ABD merkezli Dünya Bankası, Türkiye’nin coğrafi özellikleri değerlendirilerek hazırlanan “Türkiye için Deniz Üstü Rüzgar Enerjisi Gelişimi Yol Haritası” raporunu paylaştı. Rapora göre Türkiye’de 54 gigavatlık deniz üstü (off-shore) rüzgar santrali kurulum potansiyeli bulunuyor.
Rapora göre Türkiye’de yüzer ve sabit temelli olmak üzere dört potansiyel alana deniz üstü rüzgar santrali kurulabilir. Bu dört potansiyel alana ek olarak diğer küçük alanlarla birlikte yüzer olarak 47 gigavat ve sabit temelli yüzer olarak 7 gigavat olmak üzere toplamda 54 gigaavatlık deniz üstü rüzgar santralinin kurulabileceği öngörülüyor.
En yüksek potansiyel Marmara Denizi’nde
Yüzer santraller için en yüksek potansiyelin Marmara Denizi’nde olduğu ön görülüyor. Marmara Denizi’nde 19,2 gigavat yüzer kurulumlu ve 2,8 gigavat sabit temeli denizüstü rüzgar santrali kurulumu potansiyeli bulunuyor. Karadeniz’de yüzer kurulumlar için 13,9 gigavat ve sabit temelli kurulumlar için 1,3 gigavat potansiyel tespit edilirken; Çanakkale’de 7,5 gigavat yüzer ve 1,6 gigavat sabit temelli kurulumların, Ayvalık’ta da 2,8 gigavat yüzer ve 1 gigavat sabit temelli kurulumların yapılabileceği hesaplanıyor.
Enerji ve Tabii Kaynaklar Bakanlığı tarafından hazırlanan Türkiye Ulusal Enerji Planı’na göre 2035’te 5 gigavat deniz üstü rüzgar santrali kurulması hedefleniyor. Bu hedefe vurgu yapan Dünya Bankası Baş Enerji Uzmanı Yasemin Örücü, raporun üzerinde pek çok paydaşla birlikte yaklaşık 3 yıldır çalıştıklarını belirterek, “Türkiye’nin yeni açıkladığı 2035’e kadar 5 gigavatlık deniz üstü rüzgar enerjisi kurulum hedefini memnuniyetle karşılıyoruz. Bu oldukça büyük bir adım. Biz de yol haritamızda bazı senaryolara yer verdik ve 2022 ile 2030 arasındaki dönem bu sektörün gelişimi açısından oldukça kilit bir öneme sahip.” dedi.

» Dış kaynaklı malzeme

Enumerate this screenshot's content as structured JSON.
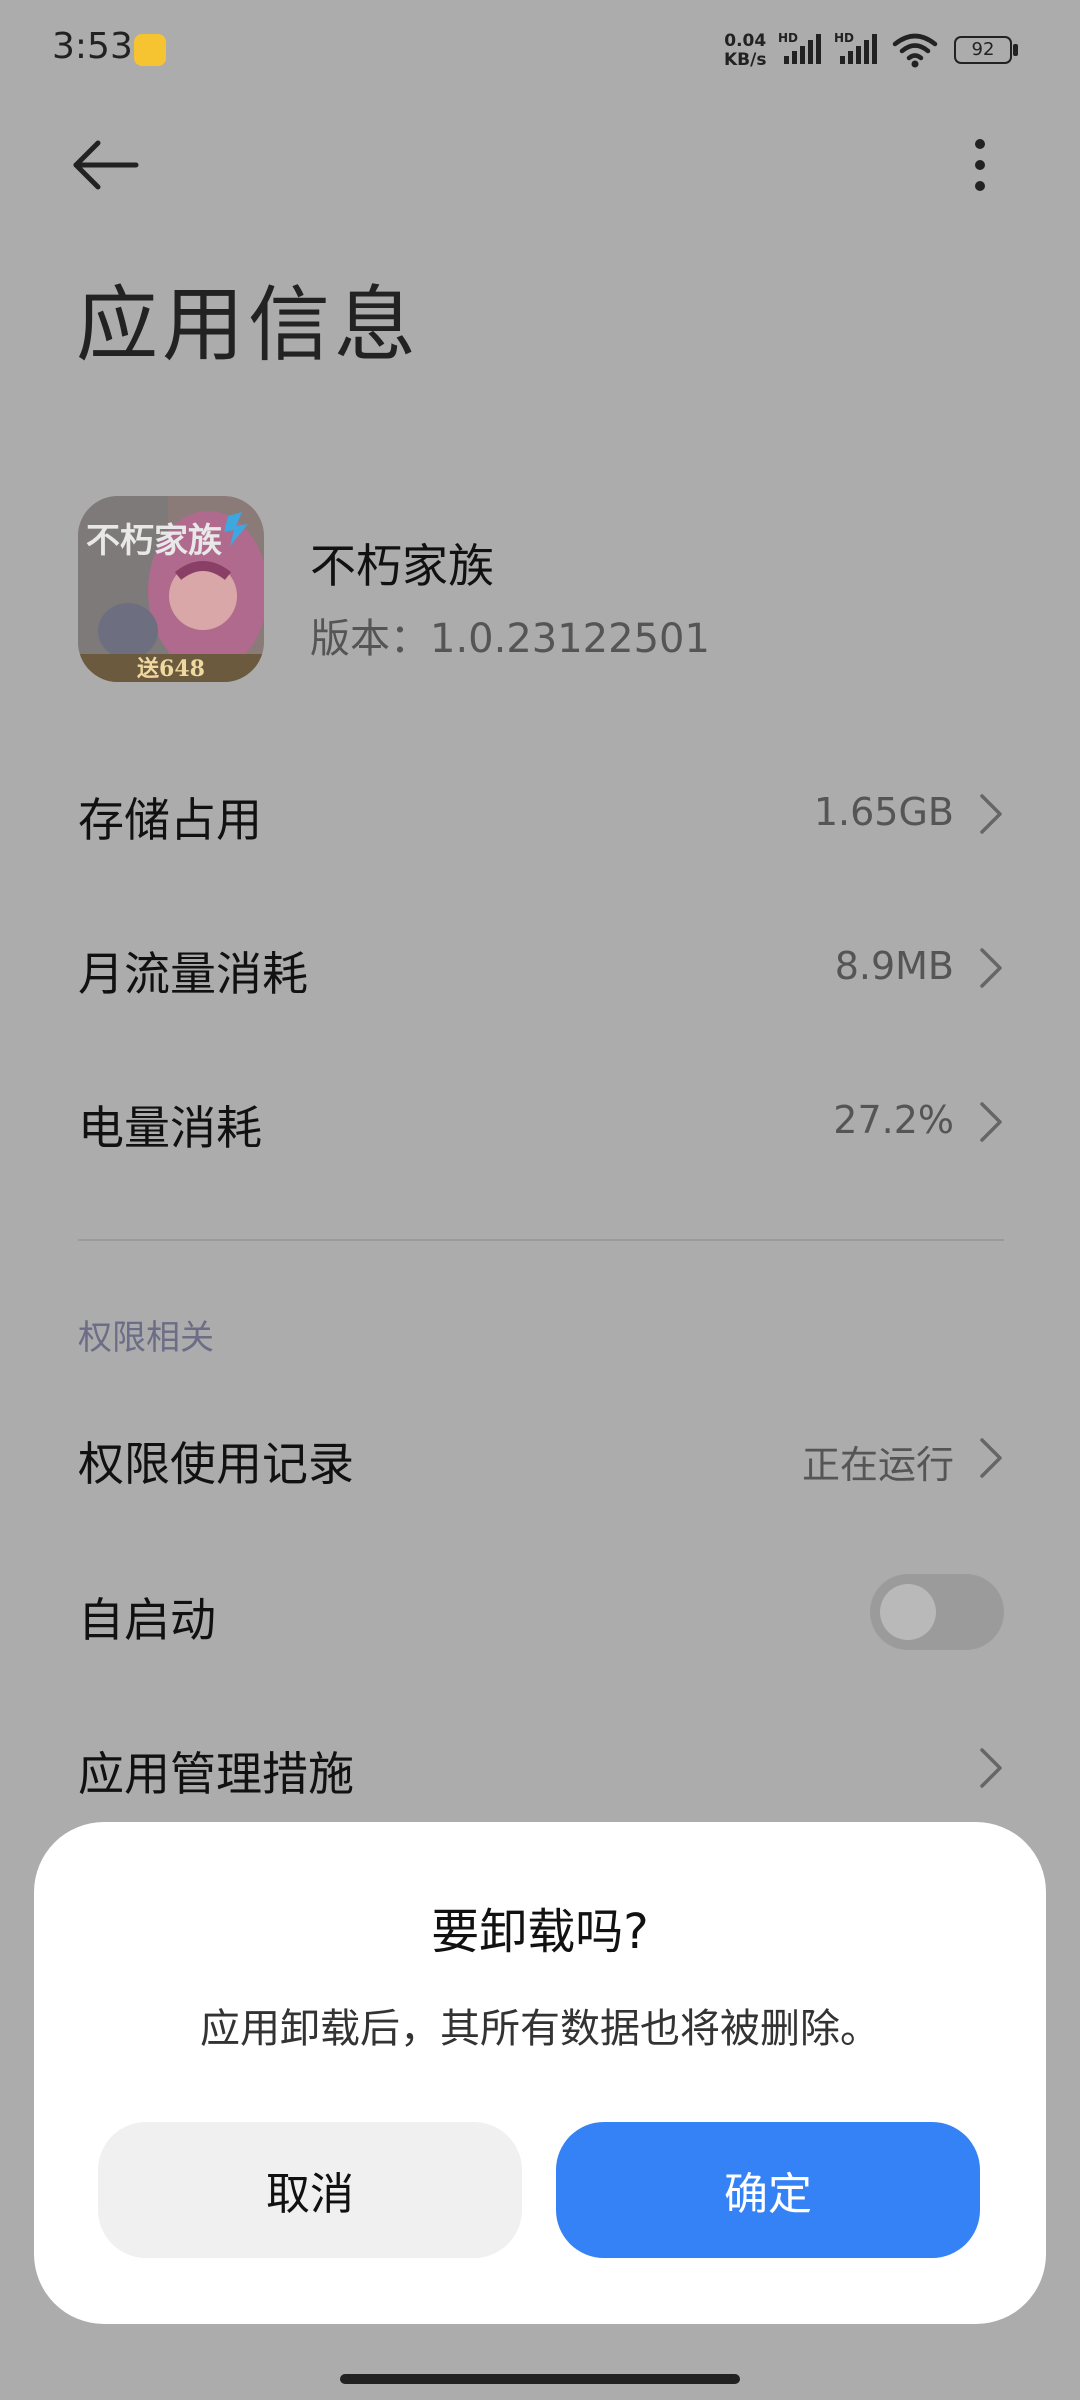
{
  "status_bar": {
    "time": "3:53",
    "net_speed_value": "0.04",
    "net_speed_unit": "KB/s",
    "signal1_label": "HD",
    "signal2_label": "HD",
    "battery": "92"
  },
  "header": {
    "title": "应用信息",
    "back_icon": "arrow-left-icon",
    "more_icon": "more-vertical-icon"
  },
  "app": {
    "name": "不朽家族",
    "version": "版本：1.0.23122501",
    "icon_caption": "送648",
    "icon_title": "不朽家族"
  },
  "rows": [
    {
      "label": "存储占用",
      "value": "1.65GB"
    },
    {
      "label": "月流量消耗",
      "value": "8.9MB"
    },
    {
      "label": "电量消耗",
      "value": "27.2%"
    }
  ],
  "permissions": {
    "section_title": "权限相关",
    "usage_label": "权限使用记录",
    "usage_value": "正在运行",
    "autostart_label": "自启动",
    "autostart_on": false,
    "management_label": "应用管理措施"
  },
  "dialog": {
    "title": "要卸载吗?",
    "message": "应用卸载后，其所有数据也将被删除。",
    "cancel_label": "取消",
    "confirm_label": "确定"
  },
  "colors": {
    "accent": "#3482f6",
    "dim_background": "#acacac"
  }
}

Türkiye’nin deniz üstü rüzgar enerjisi sektöründe ihracat başarısı yakalayabileceğine dikkat çeken Denizüstü Rüzgar Enerjisi Derneği (DÜRED) Yönetim Kurulu Başkanı Murat Durak, “Deniz üstü rüzgar enerjisi Danimarka’da yaklaşık 20 yıl önce başladı ve şu anda da dünyada gelişiyor. Türkiye de son derece rüzgarlı denizlerle çevrili ve rüzgar enerjisi sektörü de dahil olmak üzere olgunlaşmış bir endüstriye sahip. Dolayısıyla bizim için bu know-how’ı deniz üstü rüzgar enerjisi sektörüne aktarmanın çok da zor olmayacağını düşünüyorum. Tedarik zinciri olarak da, çevremizdeki ülkelere rahatlıkla ekipman ve know-how ihraç edebiliriz.” ifadelerini kullandı.